A man, more or less plucked out of obscurity to be a running mate in one of the Niger Delta states of Nigeria, where his boss looted the state treasury as if it was his piggy bank, he rose to governor on the impeachment of his boss, and then was plucked from that role to be the presidential running-mate of the ailing, but nice, Umaru Yar’Adua. [AkinBlog]
He had the good luck of succeeding his bosses and urban legend suggests he has had this run of eponymous good luck from as far back as history can glean of his humble beginnings.
He failed himself
Yet, it got to a point where the most academically qualified leader of Nigeria in history with the amazing profile of having been in a number of executive governance roles, just remained a generally good man, but never good enough for the job that he finally got.
He surrounded himself with conflicted and compromised counsellors and preachers whose Christian principles were too questionable for any in-depth analysis to be important, the choose bad advisers who too easily got power drunk, his media team was a constant disaster of atrocious invective and most of his ministers literally had no scruples.
It would seem, Goodluck Jonathan had no good luck in choosing really good people, he seemed to constantly find recycled political deadbeats, institutional fossils, rent-seeking dinosaurs and worse. This led to claims that he was clueless, ineffectual, poorly briefed and quite badly informed too. In that, he woefully failed himself.
Not good for your girls
Having reached the pinnacle of academic achievement, he did not seem to open himself to new learning and so where he could have grown into his role as President of Nigeria, he shrunk into it, developed a cocoon of siege mentality within Aso Rock and was left exploited by chancers and sycophants who painted the wrong picture of his domain to him.
At least that became evident when the Chibok girls were abducted by the menacing Boko Haram insurgency that was left to fester that it became a formidable force able to sack barracks and towns in North-Eastern Nigeria. He eventually admitted that they never initially took Boko Haram seriously.
Indeed, Goodluck Jonathan is a good man, but probably not one you could entrust the security of many ordinary Nigerians to, for about 20,000 lives have been lost to the insurgency, girls and women abducted and millions internally displaced. Life is hellish for those within the sphere of Boko Haram’s influence, even with the imposition of the State of Emergency in the three states affected most.
Unguarded to a fault
Goodluck Jonathan was mostly reactive rather than proactive, and that usually after being embarrassed to act accordingly. Notable statements like ‘I don’t give a damn’ and ‘What they call corruption is just stealing’ appeared to be cues for his people to act with impunity and in fear of no consequence.
The divisive rhetoric from his representatives and people close to him with their personal agendas and hope for reward from the Nigerian commonwealth precipitated the development of an effective opposition to match the ruling party of 16 years at a national level.

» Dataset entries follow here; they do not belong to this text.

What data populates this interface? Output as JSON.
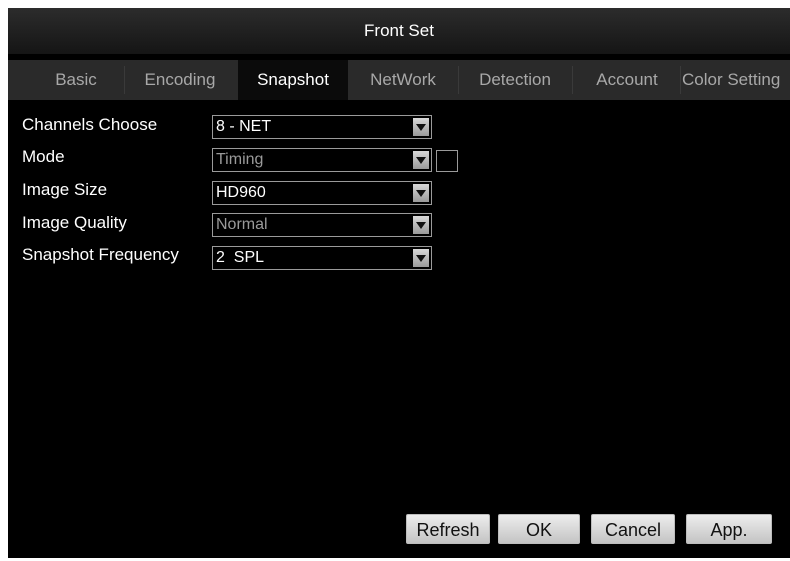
{
  "window": {
    "title": "Front Set"
  },
  "tabs": [
    {
      "label": "Basic"
    },
    {
      "label": "Encoding"
    },
    {
      "label": "Snapshot"
    },
    {
      "label": "NetWork"
    },
    {
      "label": "Detection"
    },
    {
      "label": "Account"
    },
    {
      "label": "Color Setting"
    }
  ],
  "active_tab": "Snapshot",
  "form": {
    "channels": {
      "label": "Channels Choose",
      "value": "8 - NET"
    },
    "mode": {
      "label": "Mode",
      "value": "Timing",
      "checkbox_checked": false
    },
    "image_size": {
      "label": "Image Size",
      "value": "HD960"
    },
    "image_quality": {
      "label": "Image Quality",
      "value": "Normal"
    },
    "frequency": {
      "label": "Snapshot Frequency",
      "value": "2  SPL"
    }
  },
  "buttons": {
    "refresh": "Refresh",
    "ok": "OK",
    "cancel": "Cancel",
    "apply": "App."
  },
  "colors": {
    "background": "#000000",
    "text": "#ffffff",
    "inactive_tab_text": "#a8a8a8",
    "button_face": "#dcdcdc"
  }
}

A personal good luck charm
In the end, Goodluck Jonathan could not succeed himself, there was no further role he could rise to from being president and I guess that was the end to the power of the talisman that brought a good man from humble origins in the creeks of the Niger Delta where he once had no shoes to the highest office in the land.
To himself, he did well, for Nigeria, it was not particularly good luck, he was limited by his own capacity to grow, his sloganeering had become vacuous and the ruling party had become a haven of entrenched attitudes, all inimical to the progress of Nigeria.
The umbrella (the symbol of the ruling party) was no more wide enough to shelter those who needed help the most, the poor, the child, the masses and the powerless could not look to the government for anything than to be exploited for political gain.
Thank you for coming
Aso Rock had become a cosy place of irresponsibility and obliviousness, a comfortable place to enjoy the comforts of office and nothing else.
The time for change had come and as we send the good man and his wife home with our very best wishes, like any good man, once he knew he was defeated, he called his worthy opponent and conceded.
Goodluck Jonathan is a good man, whether he was a good enough to be the President of Nigeria is one we should leave history to judge.